One of the problems this causes is that it is hard to gauge exactly how far you might be through the narrative. Naturally, your yardstick is your understanding of the original play, but given the digressions from the original storyline, or the text's tendency to expand or contract different aspects of the story, the ability to judge the narrative is difficult. This is exacerbated by the fact that there are sudden, unexpecteded endings, given certain reading choices.

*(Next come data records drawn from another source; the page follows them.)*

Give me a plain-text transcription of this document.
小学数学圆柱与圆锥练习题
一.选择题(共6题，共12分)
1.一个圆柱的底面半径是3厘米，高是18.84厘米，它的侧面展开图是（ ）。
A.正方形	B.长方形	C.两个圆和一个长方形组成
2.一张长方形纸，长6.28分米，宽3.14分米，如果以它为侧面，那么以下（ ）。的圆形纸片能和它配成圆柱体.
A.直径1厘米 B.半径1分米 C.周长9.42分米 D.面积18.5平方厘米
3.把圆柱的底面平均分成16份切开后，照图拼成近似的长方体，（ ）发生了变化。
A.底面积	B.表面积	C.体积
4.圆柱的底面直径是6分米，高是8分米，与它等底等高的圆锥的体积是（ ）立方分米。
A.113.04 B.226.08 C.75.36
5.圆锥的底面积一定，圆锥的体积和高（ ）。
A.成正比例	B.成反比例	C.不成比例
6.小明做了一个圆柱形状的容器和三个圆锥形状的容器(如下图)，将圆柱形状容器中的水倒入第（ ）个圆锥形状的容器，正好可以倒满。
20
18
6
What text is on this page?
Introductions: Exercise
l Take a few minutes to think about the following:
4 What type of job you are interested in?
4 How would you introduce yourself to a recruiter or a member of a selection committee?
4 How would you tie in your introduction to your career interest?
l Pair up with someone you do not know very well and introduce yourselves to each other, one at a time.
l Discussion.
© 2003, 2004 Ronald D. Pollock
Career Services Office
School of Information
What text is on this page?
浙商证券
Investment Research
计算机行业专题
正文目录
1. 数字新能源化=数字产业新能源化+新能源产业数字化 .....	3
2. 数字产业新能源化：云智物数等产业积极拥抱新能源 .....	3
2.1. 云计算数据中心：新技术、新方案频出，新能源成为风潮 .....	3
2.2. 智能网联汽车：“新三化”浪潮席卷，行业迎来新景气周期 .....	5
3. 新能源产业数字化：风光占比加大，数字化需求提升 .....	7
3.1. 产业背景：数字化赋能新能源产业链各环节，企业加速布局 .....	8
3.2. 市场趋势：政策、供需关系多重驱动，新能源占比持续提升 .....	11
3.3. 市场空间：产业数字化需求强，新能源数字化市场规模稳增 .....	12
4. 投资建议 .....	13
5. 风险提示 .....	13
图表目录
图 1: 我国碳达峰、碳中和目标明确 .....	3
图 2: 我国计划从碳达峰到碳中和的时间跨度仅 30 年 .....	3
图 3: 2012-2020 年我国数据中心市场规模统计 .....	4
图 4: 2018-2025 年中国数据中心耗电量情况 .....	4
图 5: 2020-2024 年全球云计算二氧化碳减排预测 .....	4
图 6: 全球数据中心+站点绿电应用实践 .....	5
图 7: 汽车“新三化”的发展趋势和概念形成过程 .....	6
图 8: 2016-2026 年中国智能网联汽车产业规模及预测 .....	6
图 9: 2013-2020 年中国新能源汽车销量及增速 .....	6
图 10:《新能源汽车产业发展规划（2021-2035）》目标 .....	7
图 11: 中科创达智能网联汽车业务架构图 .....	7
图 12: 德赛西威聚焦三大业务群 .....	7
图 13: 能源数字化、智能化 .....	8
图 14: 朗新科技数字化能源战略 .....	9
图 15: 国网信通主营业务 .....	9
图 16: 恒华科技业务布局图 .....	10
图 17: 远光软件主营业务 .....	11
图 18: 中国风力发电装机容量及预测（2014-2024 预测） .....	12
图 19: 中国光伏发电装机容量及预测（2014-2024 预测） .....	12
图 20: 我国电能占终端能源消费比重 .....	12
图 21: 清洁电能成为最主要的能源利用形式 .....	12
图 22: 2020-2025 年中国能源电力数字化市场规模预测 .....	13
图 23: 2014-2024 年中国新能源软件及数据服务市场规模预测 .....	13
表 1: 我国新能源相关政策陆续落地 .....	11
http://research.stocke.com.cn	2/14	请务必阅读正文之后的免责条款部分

In the end, the way I handled this, just to ensure I had a good grasp of how much of the book I had read, was to start marking off section numbers as I read them, then I marked off links at the bottom of each section as I followed those. I also used multiple bookmarks to get me back to sections when a reading path led me to an unexpected end. Naturally, this is not necessary - it's the action of someone determined to get through as much of the book as possible - but I realised I needed to do it if I wasn't to fall hopelessly into a confused and repetitious reading pattern.
I guess the problem comes mainly if you're concerned you're going to miss something. If you merely want to dip into the book, this isn't a concern.